The opening story arc is an easy but well-turned
setup for introducing a complex community of
characters, politics, and geography of the unique
storyspace of Tranquility. A member of the retired
superhero community, Mr. Articulate, is murdered, in
broad daylight, in front of the town’s sheriff and
several of his closest friends. What follows is an
old fashioned whodunit of the kind in which Mr.

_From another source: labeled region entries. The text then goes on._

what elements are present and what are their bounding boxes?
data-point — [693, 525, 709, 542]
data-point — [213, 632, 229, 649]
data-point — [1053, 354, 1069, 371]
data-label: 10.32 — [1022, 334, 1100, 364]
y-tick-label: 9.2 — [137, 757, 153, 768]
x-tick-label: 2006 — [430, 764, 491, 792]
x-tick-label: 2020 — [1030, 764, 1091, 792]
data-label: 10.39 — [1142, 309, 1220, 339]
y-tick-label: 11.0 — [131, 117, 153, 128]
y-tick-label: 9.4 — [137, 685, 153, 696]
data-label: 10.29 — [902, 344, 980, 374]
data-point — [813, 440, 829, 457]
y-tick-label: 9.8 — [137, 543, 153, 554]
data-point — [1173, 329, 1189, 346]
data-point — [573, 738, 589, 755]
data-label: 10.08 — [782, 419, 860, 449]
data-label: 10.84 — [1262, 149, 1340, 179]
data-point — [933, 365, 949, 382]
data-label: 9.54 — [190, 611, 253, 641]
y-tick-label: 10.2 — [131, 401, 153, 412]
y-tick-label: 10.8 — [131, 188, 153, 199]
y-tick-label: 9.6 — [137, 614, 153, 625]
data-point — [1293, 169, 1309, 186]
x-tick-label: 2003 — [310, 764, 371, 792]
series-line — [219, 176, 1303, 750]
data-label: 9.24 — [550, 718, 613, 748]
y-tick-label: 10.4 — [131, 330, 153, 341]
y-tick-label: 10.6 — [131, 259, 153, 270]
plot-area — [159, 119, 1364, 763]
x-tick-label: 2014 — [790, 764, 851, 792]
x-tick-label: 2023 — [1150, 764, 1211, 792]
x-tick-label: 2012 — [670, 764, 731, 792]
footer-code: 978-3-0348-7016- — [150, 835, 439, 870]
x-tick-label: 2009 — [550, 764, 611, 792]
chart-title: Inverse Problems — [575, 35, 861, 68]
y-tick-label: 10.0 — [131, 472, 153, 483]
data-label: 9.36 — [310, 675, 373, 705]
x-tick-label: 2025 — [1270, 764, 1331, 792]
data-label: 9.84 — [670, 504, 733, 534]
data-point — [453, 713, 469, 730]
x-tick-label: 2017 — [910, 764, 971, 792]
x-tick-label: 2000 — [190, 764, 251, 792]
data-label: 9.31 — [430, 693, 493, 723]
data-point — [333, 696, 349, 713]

Articulate himself used to specialize (as we know
from the splendid flashback pages to the earlier
comic adventures of our main heroes). As the arc
unfolds, we learn about complex motivations, debts,
and secrets, and Tranquility is revealed to be a
superpowered Wisteria Lane. And when the storyline is
finished, it is handled with all the satisfying
cleverness one would expect from a fine writer like
Simone.
What was most surprising, however, and what I did not
expect from the series, was that it would get
considerably more frenetic after
this
strong opening. In fact, I picked up the last issue
(#6) of the story arc with the mistaken impression
that it was a miniseries. But things were just
getting started (and of course there had to be an
army of zombies, all-but de rigueur in the world of
comics these days). The “origin” issue (#8) was a
blast, and I can only hope for more along these
lines. With a cast this size, there are many stories
to tell. But before we learn about how they all came
to be who and where they are, it would be nice to
have a better sense of who these people are on their
days off. In fact, if I have one major complaint with
the book thus far, it is that Tranquility
could
take the time to live up to its title: to give us a
sense of what the day-to-day of the community was
like before everything went (quite literally as it
turns out) to Hell. As Simone has scripted the
series, everything falls apart from day one and then
things only gets worst. Fables
always
gives us a resting point between the stories, where
we get to see our denizens of Fabletown in their
everyday lives, figuring out how to raise flying wolf
babies, how to make the transition from one
administration to another, how to relax and enjoy
themselves after a brutal war. Eleven issues in, and
we have never seen the folks at Tranquility at rest
for even a moment.
Which actually brings me to a minor complaint,
arguably a subset of the first. I don’t mean to sound
like the genre police here, but do we really need all
this satan and zombie stuff in a cape story? I’m all
for the generic hodgepodge, but it would be nice to
get the genre straight first, to see the powers at
play. I don’t want to press this complaint too hard,
because I get what Simone is after here, weaving the
classic superhero stories with the E.C. horror comics
of the 50s, and I think it works. But it will work
better if everything slows down a bit and has time to
unpack itself into this charming little
town.
So once Satan is banished, the zombies returned to
their final resting places, let’s spend some time
playing with the idea of growing old with powers and
dignity. This is a book that has the legs for a long
run. It doesn’t need to try so hard to prove that a
comic about greyhaired superheroes can be exciting,
funny and (yes) sexy. So as soon as this war is over,
it is time for some well-earned tranquility.